KİŞİLERİN BORÇ BATAĞI
Diyelim ki sizin 3 bin lira net ücretiniz var. Ev kirasına bin lira, mutfak giderlerine bin lira, 500 lira çocukların eğitimine harcıyorsunuz.
Geri kalan sizin borçlanabileceğiniz veya tasarruf yapabileceğiniz limittir.
Bir araba almaya niyetlendiniz. 43 bin TL değerinde bir arabayı 36 ay vadeli taşıt kredisi ile alırsanız aylık taksit tutarınız 1.514 TL ve toplam ödeyeceğiniz kredi 54.520 TL’ye ulaşmış ve 8.520 TL faiz ödemiş olacaksınız. Geliriniz bu taksiti ödemeye yetmiyor ve bu arabayı da almayı ailecek istiyorsunuz. Bu durumda birçok seçeneği değerlendirmek zorundasınız.
1-Daha ucuz bir araba alıp taksit tutarını düşürmek ve bir fark kalırsa bunun dostlardan borçlanarak temin etmek.
2-Araba almaktan vazgeçerek altın, bireysel emeklilik gibi tasarruf araçlarına yönelerek 4 yıl sonra en az 30 bin lira birikime ulaşmak.
Bu seçenekte araba keyfinden mahrum olmak bu birikimin alternatif maliyetidir.

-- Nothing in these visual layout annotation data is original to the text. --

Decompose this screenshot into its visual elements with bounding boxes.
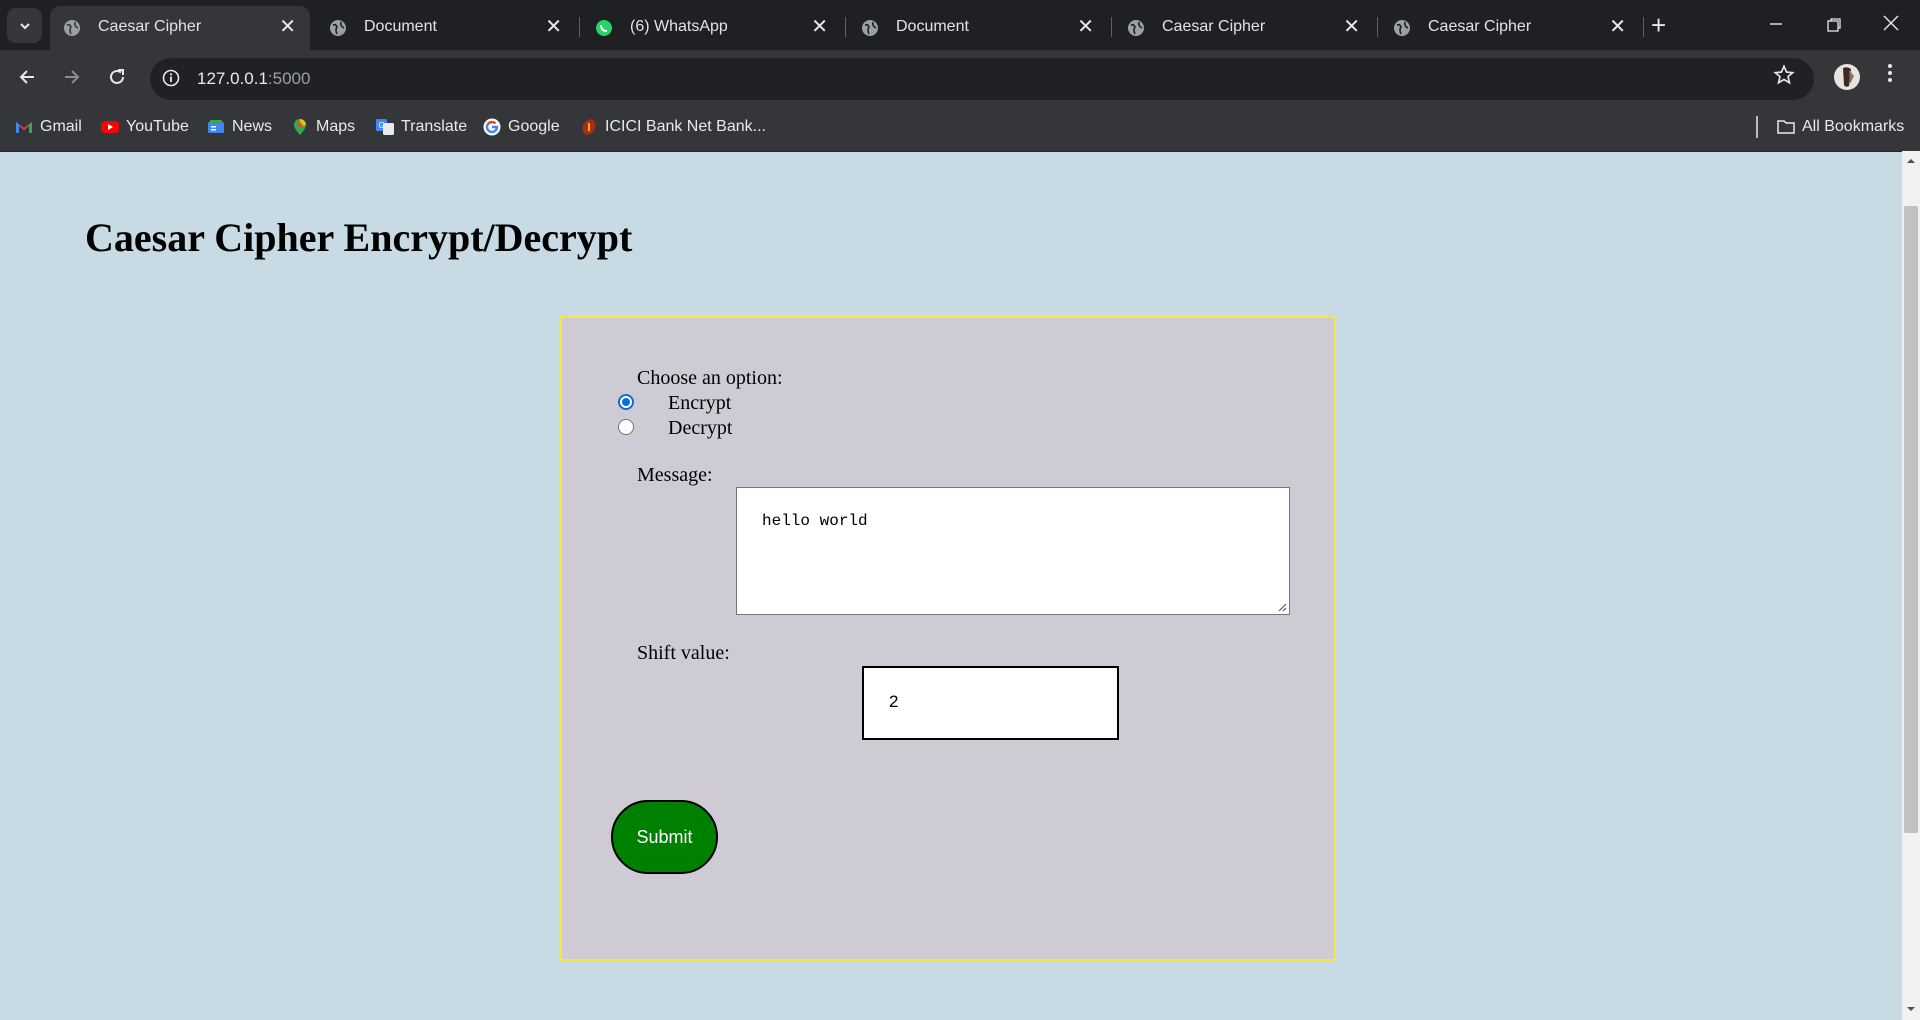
decrypt-radio[interactable] xyxy=(618,419,634,435)
message-label: Message: xyxy=(637,464,713,486)
scroll-down-arrow-icon[interactable] xyxy=(1904,1003,1918,1015)
close-icon[interactable]: ✕ xyxy=(1077,16,1094,38)
shift-label: Shift value: xyxy=(637,642,730,664)
more-menu-icon[interactable] xyxy=(1887,62,1893,89)
bookmark-gmail[interactable]: Gmail xyxy=(15,116,82,138)
url-text[interactable]: 127.0.0.1:5000 xyxy=(197,69,310,89)
tab-title: Caesar Cipher xyxy=(98,18,202,35)
option-label: Choose an option: xyxy=(637,367,783,389)
tab-document[interactable]: Document ✕ xyxy=(848,6,1108,50)
bookmarks-separator xyxy=(1756,116,1758,138)
bookmark-google[interactable]: Google xyxy=(483,116,560,138)
bookmark-news[interactable]: News xyxy=(207,116,272,138)
close-icon[interactable]: ✕ xyxy=(1609,16,1626,38)
tab-title: (6) WhatsApp xyxy=(630,18,728,35)
folder-icon xyxy=(1777,120,1795,134)
bookmark-label: Translate xyxy=(401,118,468,135)
chevron-down-icon xyxy=(19,22,30,29)
tab-separator xyxy=(1643,17,1644,37)
shift-value: 2 xyxy=(889,692,899,711)
icici-icon xyxy=(582,119,596,135)
decrypt-label[interactable]: Decrypt xyxy=(668,417,732,440)
message-textarea[interactable]: hello world xyxy=(736,487,1290,615)
bookmark-label: Maps xyxy=(316,118,356,135)
tab-document[interactable]: Document ✕ xyxy=(316,6,576,50)
bookmark-label: Google xyxy=(508,118,560,135)
scroll-up-arrow-icon[interactable] xyxy=(1904,155,1918,167)
reload-icon[interactable] xyxy=(106,66,128,93)
maps-icon xyxy=(294,119,306,135)
restore-icon[interactable] xyxy=(1826,16,1842,39)
tab-title: Document xyxy=(364,18,437,35)
bookmark-icici[interactable]: ICICI Bank Net Bank... xyxy=(580,116,766,138)
globe-icon xyxy=(330,20,346,36)
tab-separator xyxy=(1111,17,1112,37)
bookmark-label: News xyxy=(232,118,273,135)
close-icon[interactable]: ✕ xyxy=(279,16,296,38)
gmail-icon xyxy=(16,122,32,133)
globe-icon xyxy=(1394,20,1410,36)
tab-separator xyxy=(579,17,580,37)
bookmark-maps[interactable]: Maps xyxy=(291,116,355,138)
tab-separator xyxy=(1377,17,1378,37)
bookmark-label: YouTube xyxy=(126,118,189,135)
globe-icon xyxy=(862,20,878,36)
svg-text:G: G xyxy=(379,121,385,130)
url-host: 127.0.0.1 xyxy=(197,69,268,88)
news-icon xyxy=(208,120,224,133)
profile-avatar[interactable] xyxy=(1834,64,1860,90)
bookmarks-bar xyxy=(0,108,1920,152)
tab-caesar-cipher-active[interactable]: Caesar Cipher ✕ xyxy=(50,6,310,50)
close-icon[interactable]: ✕ xyxy=(545,16,562,38)
message-value: hello world xyxy=(762,512,868,530)
close-icon[interactable]: ✕ xyxy=(811,16,828,38)
tab-title: Caesar Cipher xyxy=(1162,18,1266,35)
tab-search-button[interactable] xyxy=(7,8,42,43)
tab-caesar-cipher[interactable]: Caesar Cipher ✕ xyxy=(1380,6,1640,50)
bookmark-translate[interactable]: G Translate xyxy=(376,116,467,138)
page-title: Caesar Cipher Encrypt/Decrypt xyxy=(85,215,633,260)
submit-button[interactable]: Submit xyxy=(611,800,718,874)
tab-strip: Caesar Cipher ✕ Document ✕ (6) WhatsApp … xyxy=(0,0,1920,50)
all-bookmarks-label: All Bookmarks xyxy=(1802,118,1905,135)
scrollbar-thumb[interactable] xyxy=(1904,206,1918,833)
back-arrow-icon[interactable] xyxy=(16,66,38,93)
site-info-icon[interactable] xyxy=(162,69,180,87)
encrypt-radio[interactable] xyxy=(618,394,634,410)
tab-title: Caesar Cipher xyxy=(1428,18,1532,35)
translate-icon: G xyxy=(376,119,394,135)
whatsapp-icon xyxy=(596,20,612,36)
globe-icon xyxy=(64,20,80,36)
address-bar[interactable] xyxy=(150,58,1814,100)
bookmark-youtube[interactable]: YouTube xyxy=(101,116,189,138)
url-port: :5000 xyxy=(267,69,311,88)
resize-handle-icon[interactable] xyxy=(1277,602,1287,612)
tab-caesar-cipher[interactable]: Caesar Cipher ✕ xyxy=(1114,6,1374,50)
forward-arrow-icon[interactable] xyxy=(61,66,83,93)
tab-separator xyxy=(845,17,846,37)
shift-value-input[interactable]: 2 xyxy=(862,666,1119,740)
youtube-icon xyxy=(101,121,119,133)
google-icon xyxy=(483,118,501,136)
minimize-icon[interactable] xyxy=(1768,6,1784,42)
tab-whatsapp[interactable]: (6) WhatsApp ✕ xyxy=(582,6,842,50)
tab-title: Document xyxy=(896,18,969,35)
new-tab-plus-icon[interactable]: + xyxy=(1651,10,1666,40)
all-bookmarks-button[interactable]: All Bookmarks xyxy=(1777,116,1904,138)
bookmark-label: ICICI Bank Net Bank... xyxy=(605,118,766,135)
close-icon[interactable]: ✕ xyxy=(1343,16,1360,38)
globe-icon xyxy=(1128,20,1144,36)
bookmark-star-icon[interactable] xyxy=(1773,64,1795,93)
bookmark-label: Gmail xyxy=(40,118,82,135)
window-close-icon[interactable] xyxy=(1882,14,1900,38)
encrypt-label[interactable]: Encrypt xyxy=(668,392,731,415)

3-Daha saldırgan davranıp; hayata bir kez geliyorum, deyip 43 bin liralık araba için her ay 1.500 lira borçlanarak gelecek gelirlerinizi ipotek altına almayı göze alacaksınız. 4 yıl arabanın keyfini süreceksiniz!

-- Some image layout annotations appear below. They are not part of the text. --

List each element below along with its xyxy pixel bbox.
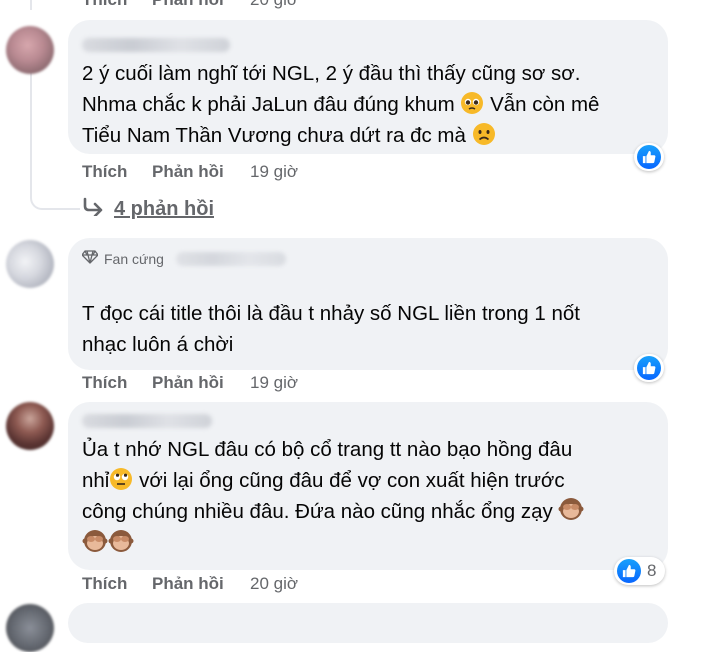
reaction-summary[interactable]	[634, 354, 664, 382]
avatar[interactable]	[6, 402, 54, 450]
comment-line	[82, 528, 134, 563]
comment-actions: Thích Phản hồi 19 giờ	[82, 373, 298, 393]
commenter-name-blurred[interactable]	[82, 38, 230, 52]
comment-bubble: Ủa t nhớ NGL đâu có bộ cổ trang tt nào b…	[68, 402, 668, 570]
badge-label: Fan cứng	[104, 250, 164, 267]
reply-link[interactable]: Phản hồi	[152, 574, 250, 594]
comment-text: công chúng nhiều đâu. Đứa nào cũng nhắc …	[82, 500, 553, 523]
like-link[interactable]: Thích	[82, 162, 152, 182]
comment-line: 2 ý cuối làm nghĩ tới NGL, 2 ý đầu thì t…	[82, 62, 581, 85]
view-replies-link[interactable]: 4 phản hồi	[82, 196, 214, 222]
comment-bubble	[68, 603, 668, 643]
top-comment-actions: Thích Phản hồi 20 giờ	[82, 0, 298, 10]
comment-actions: Thích Phản hồi 19 giờ	[82, 162, 298, 182]
commenter-name-blurred[interactable]	[82, 414, 212, 428]
view-replies-label[interactable]: 4 phản hồi	[114, 198, 214, 221]
avatar[interactable]	[6, 26, 54, 74]
timestamp[interactable]: 20 giờ	[250, 0, 298, 10]
thumbs-up-icon	[617, 559, 641, 583]
comment-text: với lại ổng cũng đâu để vợ con xuất hiện…	[139, 469, 565, 492]
comment-bubble: 2 ý cuối làm nghĩ tới NGL, 2 ý đầu thì t…	[68, 20, 668, 154]
see-no-evil-monkey-emoji	[82, 528, 108, 563]
reaction-summary[interactable]: 8	[614, 557, 666, 585]
thread-connector-top	[30, 0, 32, 10]
fan-badge[interactable]: Fan cứng	[81, 250, 164, 267]
see-no-evil-monkey-emoji	[558, 496, 584, 531]
commenter-name-blurred[interactable]	[176, 252, 286, 266]
thumbs-up-icon	[637, 356, 661, 380]
comment-text: Nhma chắc k phải JaLun đâu đúng khum	[82, 93, 455, 116]
avatar[interactable]	[6, 240, 54, 288]
reply-link[interactable]: Phản hồi	[152, 0, 250, 10]
reply-arrow-icon	[82, 196, 104, 222]
timestamp[interactable]: 20 giờ	[250, 574, 298, 594]
timestamp[interactable]: 19 giờ	[250, 373, 298, 393]
comment-line: Nhma chắc k phải JaLun đâu đúng khum Vẫn…	[82, 89, 599, 124]
timestamp[interactable]: 19 giờ	[250, 162, 298, 182]
comment-line: T đọc cái title thôi là đầu t nhảy số NG…	[82, 302, 580, 325]
comment-text: nhỉ	[82, 469, 110, 492]
reaction-count: 8	[647, 561, 657, 580]
like-link[interactable]: Thích	[82, 0, 152, 10]
comment-line: Ủa t nhớ NGL đâu có bộ cổ trang tt nào b…	[82, 438, 573, 461]
comment-actions: Thích Phản hồi 20 giờ	[82, 574, 298, 594]
comment-line: Tiểu Nam Thần Vương chưa dứt ra đc mà	[82, 120, 496, 155]
like-link[interactable]: Thích	[82, 574, 152, 594]
comment-text: Tiểu Nam Thần Vương chưa dứt ra đc mà	[82, 124, 466, 147]
comment-text: Vẫn còn mê	[490, 93, 600, 116]
comment-line: công chúng nhiều đâu. Đứa nào cũng nhắc …	[82, 496, 584, 531]
avatar[interactable]	[6, 604, 54, 652]
diamond-icon	[81, 250, 99, 267]
comment-bubble: Fan cứng T đọc cái title thôi là đầu t n…	[68, 238, 668, 370]
reply-link[interactable]: Phản hồi	[152, 162, 250, 182]
comment-line: nhỉ với lại ổng cũng đâu để vợ con xuất …	[82, 465, 565, 500]
frowning-face-emoji	[472, 122, 496, 155]
thumbs-up-icon	[637, 145, 661, 169]
comment-line: nhạc luôn á chời	[82, 333, 234, 356]
like-link[interactable]: Thích	[82, 373, 152, 393]
reaction-summary[interactable]	[634, 143, 664, 171]
reply-link[interactable]: Phản hồi	[152, 373, 250, 393]
see-no-evil-monkey-emoji	[108, 528, 134, 563]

Gördüğünüz gibi tasarruf yaptığınızda hem gelecek gelirlerinizi yememiş hem faiz yüküne girmemiş oluyorsunuz ve biriktirdiğiniz 30 bin lira ile 4 yıl sonra paranızla bir yatırım yapabilir hale geliyorsunuz.
Hele bireysel emeklilik gibi fonlara yatırım yaparsanız geleceğinizi de bir ölçüde güvence altına almış olursunuz.
Burada daha vahim bir durum var. Gelirinizle bir ev, araba almak için borçlanmak yerine kredi kartı ile bol tüketme yoluna gitmenizdir. Yaz tatilleri, dışarıda geçirilen zamanın artırılması, akıllı telefonlar, yani yokluk içinde bolluk halinde yaşarsanız dağ gibi kredi kartı borcunuz birikir ve bir gün bunu ödeyemez hale gelirsiniz. Şu anda Türkiye’de milyonlarca insan bu durumda.
ŞİRKETLERİN İFLASI
Aşağıdaki tabloya bir bakalım. Bu şirket iflastan kurtulabilir mi?
TABLO1
Bu şirket cirosunu yüzde 10 artırıyor ve net kârı cirosunun yüzde 5’i olduğu halde toplam 4 yıl vadeli kesin olan kredi borcunu karı ile ödeyemiyor, bu durumda eksik kalan için yeni borçlanma yoluna gidecek. 4 yıl sonunda borcunun yarısı kalacak. Hadi bir 4 yıl daha çalış ve borcu öde. Bir da satışlar azalırsa, kâr düşerse borcu borçla da ödeyemez hale gelir ve bu şirket iflasa sürüklenir.
ÜLKELERİN BATIŞI!
Örneğin Türkiye 200 milyar dolara yakın kısa vadeli olmak üzere toplam 400 milyar dış borç. Her yıl 50 milyar mertebesinde verilen cari açık. Yani kâr yok. Doğrudan yabancı yatırıma da güvenmeyin. Son 10 yılda toplam 146 milyar dolar yabancı sermaye gelmiş.
SONUÇ
Kişi tasarruf ederek yatırım yapacak. Şirketler kârlarının belli oranından fazlasını borçlanmayacak. Ülkeler har vurup harman savurmak için borç almayacak. Yani akıllı borçlanacak. Aksi halde iflas kaçınılmazdır. Doğu Perinçek’in sürekli vurguladığı ‘’borçlanma ekonomisi’’ işte bu tablodaki gerçeklerdir.